Хохбихлер даже в дремоте, казалось, не мог отрешиться от того, о чем только что говорил; он вздрогнул, открыл глаза, пробормотал «верность крови», нащупал фляжку.
— Диковинная влага. — Он огорченно стукнул открытым горлышком фляжки по тыльной стороне руки, выжав оттуда последнюю каплю и слизнув ее языком. —
— Да?
— У тебя дома говорят о временах нацизма? В твоей семье наверняка рассказывают, что тогда творилось…
— Да, — солгал Виктор.
— Ну, тогда ты имеешь какое-никакое представление. Однако!

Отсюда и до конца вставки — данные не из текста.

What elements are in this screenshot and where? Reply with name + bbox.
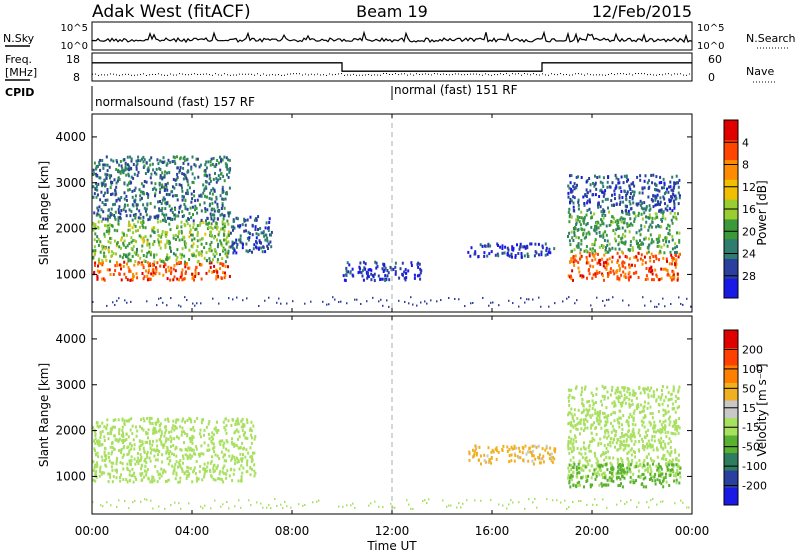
colorbar-tick-label: 20 <box>742 225 756 238</box>
mode-label-2: normal (fast) 151 RF <box>394 83 518 97</box>
freq-tick-bottom: 8 <box>73 71 80 84</box>
nave-label: Nave <box>746 65 774 78</box>
colorbar-tick-label: 16 <box>742 203 756 216</box>
time-tick-label: 00:00 <box>675 524 710 538</box>
colorbar-tick-label: 24 <box>742 248 756 261</box>
freq-unit-label: [MHz] <box>5 66 37 79</box>
range-tick-label: 1000 <box>55 469 86 483</box>
range-tick-label: 3000 <box>55 176 86 190</box>
velocity-scatter <box>92 384 690 510</box>
station-title: Adak West (fitACF) <box>92 2 251 22</box>
nave-tick-bottom: 0 <box>708 71 715 84</box>
colorbar-tick-label: -15 <box>742 421 760 434</box>
colorbar-tick-label: -200 <box>742 480 767 493</box>
power-yticks: 1000 2000 3000 4000 <box>55 130 692 281</box>
range-tick-label: 4000 <box>55 130 86 144</box>
velocity-yaxis-label: Slant Range [km] <box>37 363 51 467</box>
velocity-colorbar: 200 100 50 15 -15 -50 -100 -200 <box>723 329 767 506</box>
freq-label: Freq. <box>5 53 32 66</box>
velocity-panel: Slant Range [km] 1000 2000 3000 4000 <box>37 315 693 515</box>
power-scatter <box>92 155 692 308</box>
range-tick-label: 3000 <box>55 378 86 392</box>
nave-tick-top: 60 <box>708 53 722 66</box>
colorbar-tick-label: 4 <box>742 136 749 149</box>
freq-panel: Freq. [MHz] 18 8 60 0 Nave <box>5 52 776 84</box>
colorbar-tick-label: 50 <box>742 382 756 395</box>
nsearch-label: N.Search <box>746 32 796 45</box>
mode-label-1: normalsound (fast) 157 RF <box>95 95 255 109</box>
nsearch-tick-top: 10^5 <box>697 23 724 34</box>
nsky-tick-bottom: 10^0 <box>61 41 88 52</box>
nsky-panel: N.Sky 10^5 10^0 10^5 10^0 N.Search <box>3 21 796 52</box>
colorbar-tick-label: 12 <box>742 181 756 194</box>
range-tick-label: 4000 <box>55 332 86 346</box>
time-tick-label: 20:00 <box>575 524 610 538</box>
velocity-yticks: 1000 2000 3000 4000 <box>55 332 692 483</box>
freq-tick-top: 18 <box>66 53 80 66</box>
time-tick-label: 12:00 <box>375 524 410 538</box>
colorbar-tick-label: -100 <box>742 460 767 473</box>
power-colorbar: 4 8 12 16 20 24 28 <box>723 119 756 299</box>
range-tick-label: 2000 <box>55 222 86 236</box>
nsky-trace <box>91 30 693 44</box>
power-colorbar-label: Power [dB] <box>755 180 769 245</box>
time-axis-label: Time UT <box>366 539 417 553</box>
cpid-row: CPID normalsound (fast) 157 RF normal (f… <box>5 83 518 111</box>
range-tick-label: 2000 <box>55 424 86 438</box>
range-tick-label: 1000 <box>55 267 86 281</box>
power-yaxis-label: Slant Range [km] <box>37 161 51 265</box>
time-tick-label: 00:00 <box>75 524 110 538</box>
velocity-colorbar-label: Velocity [m s⁻¹] <box>755 363 769 456</box>
beam-title: Beam 19 <box>356 2 428 21</box>
nsky-label: N.Sky <box>3 32 35 45</box>
time-tick-label: 04:00 <box>175 524 210 538</box>
colorbar-tick-label: 200 <box>742 343 763 356</box>
freq-trace <box>92 62 692 76</box>
colorbar-tick-label: -50 <box>742 441 760 454</box>
time-tick-label: 16:00 <box>475 524 510 538</box>
colorbar-tick-label: 28 <box>742 270 756 283</box>
date-title: 12/Feb/2015 <box>592 2 692 21</box>
time-tick-label: 08:00 <box>275 524 310 538</box>
colorbar-tick-label: 100 <box>742 363 763 376</box>
colorbar-tick-label: 15 <box>742 402 756 415</box>
time-axis: 00:00 04:00 08:00 12:00 16:00 20:00 00:00 <box>75 114 710 538</box>
power-panel: Slant Range [km] 1000 2000 3000 4000 <box>37 113 693 313</box>
cpid-label: CPID <box>5 86 34 99</box>
nsky-tick-top: 10^5 <box>61 23 88 34</box>
nsearch-tick-bottom: 10^0 <box>697 41 724 52</box>
colorbar-tick-label: 8 <box>742 159 749 172</box>
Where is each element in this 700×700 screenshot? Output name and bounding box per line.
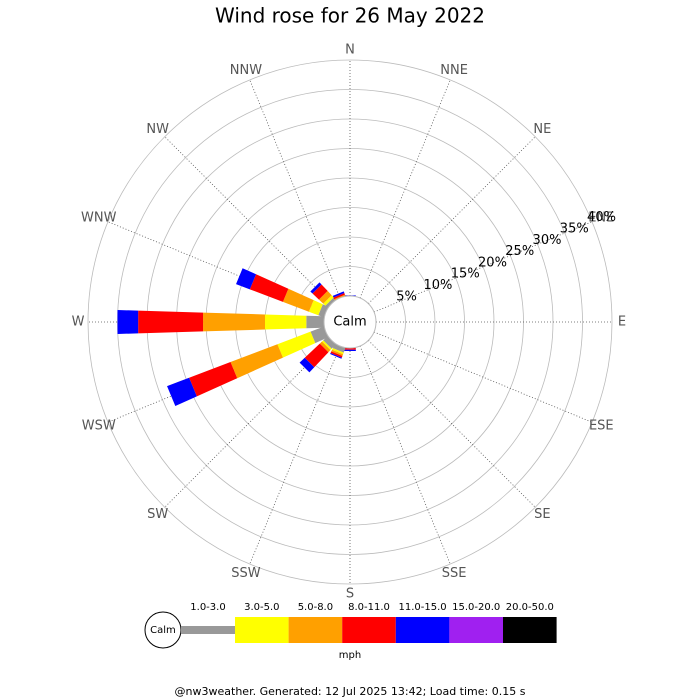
legend-swatch [449,617,503,643]
direction-label: NNE [440,63,468,78]
wind-bar [203,312,265,332]
wind-bar [236,268,257,290]
legend-swatch [503,617,557,643]
spoke [359,79,451,299]
direction-label: W [72,315,85,330]
legend-swatch [181,626,235,634]
calm-circle [323,295,377,349]
direction-label: ENE [588,210,614,225]
wind-bar [138,310,204,334]
wind-bar [318,304,329,318]
spoke [368,340,536,508]
wind-bar [308,300,323,316]
spoke [249,345,341,565]
spoke [359,345,451,565]
direction-label: WNW [81,210,117,225]
direction-label: ESE [589,419,614,434]
direction-label: E [618,315,626,330]
wind-bar [282,288,314,312]
wind-bar [312,284,328,300]
tick-label: 15% [451,267,480,282]
direction-label: NE [533,122,551,137]
direction-label: SW [147,507,168,522]
wind-bar [167,377,197,407]
wind-bar [117,310,139,334]
wind-bar [330,352,342,359]
wind-bar [332,343,346,353]
wind-bar [325,297,336,308]
legend-label: 11.0-15.0 [399,602,447,613]
wind-bar [304,343,329,368]
tick-label: 35% [560,222,589,237]
spoke [164,136,332,304]
wind-bar [310,282,322,294]
tick-label: 40% [587,210,616,225]
chart-title: Wind rose for 26 May 2022 [215,4,485,28]
direction-label: NW [146,122,169,137]
legend-swatch [395,617,450,643]
direction-label: SSE [442,566,467,581]
unit-label: mph [339,650,361,661]
tick-label: 10% [424,278,453,293]
wind-bar [344,349,356,351]
wind-bar [299,357,315,373]
wind-bar [318,290,332,304]
wind-bar [230,344,283,379]
wind-bar [310,326,329,344]
legend-label: 20.0-50.0 [506,602,554,613]
tick-label: 30% [533,233,562,248]
legend-label: 5.0-8.0 [298,602,333,613]
wind-bar [277,331,316,358]
wind-bar [249,274,289,302]
footer: @nw3weather. Generated: 12 Jul 2025 13:4… [175,685,526,698]
spoke [373,221,593,313]
legend-calm-label: Calm [150,625,176,636]
wind-bar [319,341,331,353]
ring [87,59,613,585]
wind-bar [330,351,343,358]
direction-label: WSW [82,419,116,434]
wind-bar [265,314,307,330]
spoke [373,331,593,423]
wind-bar [334,294,346,301]
wind-bar [323,295,334,306]
wind-bar [323,336,336,349]
wind-bar [321,340,332,351]
wind-bar [333,293,345,300]
calm-label: Calm [333,315,366,330]
tick-label: 25% [505,244,534,259]
direction-label: S [346,587,354,602]
wind-bar [332,291,345,298]
tick-label: 20% [478,255,507,270]
direction-label: SE [534,507,550,522]
direction-label: N [345,43,355,58]
direction-label: SSW [231,566,261,581]
legend-label: 3.0-5.0 [244,602,279,613]
legend-swatch [288,617,343,643]
direction-label: NNW [230,63,262,78]
spoke [164,340,332,508]
legend-label: 8.0-11.0 [348,602,390,613]
tick-label: 5% [396,289,417,304]
legend-label: 1.0-3.0 [190,602,225,613]
spoke [249,79,341,299]
wind-bar [344,348,356,350]
legend-label: 15.0-20.0 [452,602,500,613]
wind-bar [332,348,344,355]
legend-swatch [342,617,396,643]
wind-bar [189,362,238,397]
wind-bar [331,349,344,356]
wind-bar [306,315,324,329]
legend-swatch [235,617,289,643]
spoke [368,136,536,304]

Не думай, будто я хочу как-то оправдать случившееся или поставить под сомнение, но, боюсь, эти преступления оказались возможны в таких масштабах потому лишь, что сами жертвы тоже на свой лад верили, будто в истории с кровью что-то есть. Разумеется, не каждая отдельная жертва, но, как бы это выразиться… в целом жертвы и палачи каким-то образом разделяли эту порочную веру. Веру… — недоверчиво повторил он и вскричал: — Пример три!